Our approach is to consider a binary program with the program structures that are commonly used in compiler techniques. The code is split into basic blocks organized into a control-flow graph, and this control-flow graph is structured as a hierarchy of loops. This can be done with well-known, textbook techniques, and many systems have used a similar approach (even though our experience suggests many of them fail to deal properly with some binary code specific artifacts, like irreducible loops). From that point, approaches vary widely, but no systematic and efficient technique seemed precise and accurate enough. We have chosen to base the rest of the analysis on the Static Single Assignment form, which has been tremendously useful in developing source level or intermediate representation level compiler optimizations. We have shown that, by not trying to be overly precise from early on, one can extract an interesting representation of a binary program from its binary code.
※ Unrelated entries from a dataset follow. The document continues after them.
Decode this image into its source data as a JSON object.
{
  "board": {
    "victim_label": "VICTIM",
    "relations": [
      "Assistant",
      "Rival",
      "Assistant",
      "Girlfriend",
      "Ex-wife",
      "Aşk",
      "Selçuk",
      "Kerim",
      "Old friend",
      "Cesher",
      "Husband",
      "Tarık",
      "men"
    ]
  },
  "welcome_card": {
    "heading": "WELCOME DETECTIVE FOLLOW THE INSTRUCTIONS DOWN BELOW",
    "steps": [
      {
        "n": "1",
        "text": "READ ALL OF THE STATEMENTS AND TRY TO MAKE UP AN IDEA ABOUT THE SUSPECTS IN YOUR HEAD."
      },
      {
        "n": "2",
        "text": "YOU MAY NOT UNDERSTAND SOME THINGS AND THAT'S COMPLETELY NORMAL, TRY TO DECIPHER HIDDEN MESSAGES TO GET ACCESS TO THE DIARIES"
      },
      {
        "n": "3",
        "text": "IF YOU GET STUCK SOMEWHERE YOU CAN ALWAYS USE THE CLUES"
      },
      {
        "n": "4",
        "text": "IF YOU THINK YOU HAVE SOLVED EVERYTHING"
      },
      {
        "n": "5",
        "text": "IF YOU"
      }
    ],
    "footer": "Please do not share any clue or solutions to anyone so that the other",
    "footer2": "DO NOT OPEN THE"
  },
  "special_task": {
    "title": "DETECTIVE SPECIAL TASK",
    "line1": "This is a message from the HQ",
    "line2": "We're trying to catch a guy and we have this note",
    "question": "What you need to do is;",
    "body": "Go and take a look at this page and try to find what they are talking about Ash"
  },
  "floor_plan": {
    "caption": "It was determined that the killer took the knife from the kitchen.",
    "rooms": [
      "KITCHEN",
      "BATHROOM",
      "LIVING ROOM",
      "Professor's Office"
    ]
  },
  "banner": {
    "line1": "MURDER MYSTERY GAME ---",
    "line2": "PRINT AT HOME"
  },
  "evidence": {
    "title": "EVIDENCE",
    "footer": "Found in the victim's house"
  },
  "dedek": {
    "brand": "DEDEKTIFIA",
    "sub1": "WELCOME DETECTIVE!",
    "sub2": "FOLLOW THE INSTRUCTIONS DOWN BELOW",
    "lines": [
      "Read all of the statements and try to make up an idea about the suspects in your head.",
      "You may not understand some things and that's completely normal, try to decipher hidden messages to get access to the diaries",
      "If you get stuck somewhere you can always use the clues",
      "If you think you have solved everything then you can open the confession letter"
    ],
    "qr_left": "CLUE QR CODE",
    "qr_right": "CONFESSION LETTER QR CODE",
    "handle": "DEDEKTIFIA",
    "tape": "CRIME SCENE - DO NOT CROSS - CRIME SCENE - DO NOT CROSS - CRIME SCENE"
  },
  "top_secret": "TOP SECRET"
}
Extracting the memory behavior of a program means constructing a representation of the program that explicitly expresses how the program will access memory, in a manner that is amenable to detailed analysis. The hierarchy of loops provides the global structure, and an SSA-based symbolic analysis details how the individual memory accesses vary from one iteration to the other. This requires two analysis phases after the program is in SSA form. The first phase is mixing program slicing and forward substitution to express every memory address symbolically. The second phase focuses on loops and determines which registers hold values that vary linearly across loop iterations. The resulting representation is a program where memory accesses are defined by linear combinations of loop counters and parameters (specific register versions), with the latter hopefully loop invariant. This representation is actually very similar to the one used for static control programs (when applicable), and forms the basis of almost all parallelization techniques. These results have already been published [13] , and the conference program committee has invited us to prepare an extended version of this paper for publication in an international journal in 2011.

Building on this foundation, we have developed several techniques to enhance our basic strategy. The major limitation of our strategy, as just described, is that it restricts itself to address computations that happen completely inside the registers, ignoring any flow of data to and from memory. Fully characterizing this traffic being clearly out of reach (it would mean completely solving a general parametrized dependence problem), we have chosen to solve a restricted problem: separating access to the current stack-frame from the accesses to the rest of the memory. This requires a specific form of points-to analysis, that is able to determine whether a given address “points to” a location inside the current stack-frame, or to a location outside of it. In many cases this lets the system determine that two memory address expressions either cannot alias, because they point to separate portions of memory, or may alias, in which case a simple and conservative comparison of address expressions can decide whether they designate the same memory location. We solve this problem with a forward data-flow analysis. It appears that most of the time, this approach is enough to let the system track the flow of data through the stack-slots, which, in turn, provides some rough equivalent to use-def links for these stack slots. When used to derive symbolic expressions for memory addresses (as explained above), it lets the slicing process go further back, and lets the induction variable resolution apply to stack slots. The overall result is that more loops are completely understood by the decompilation process.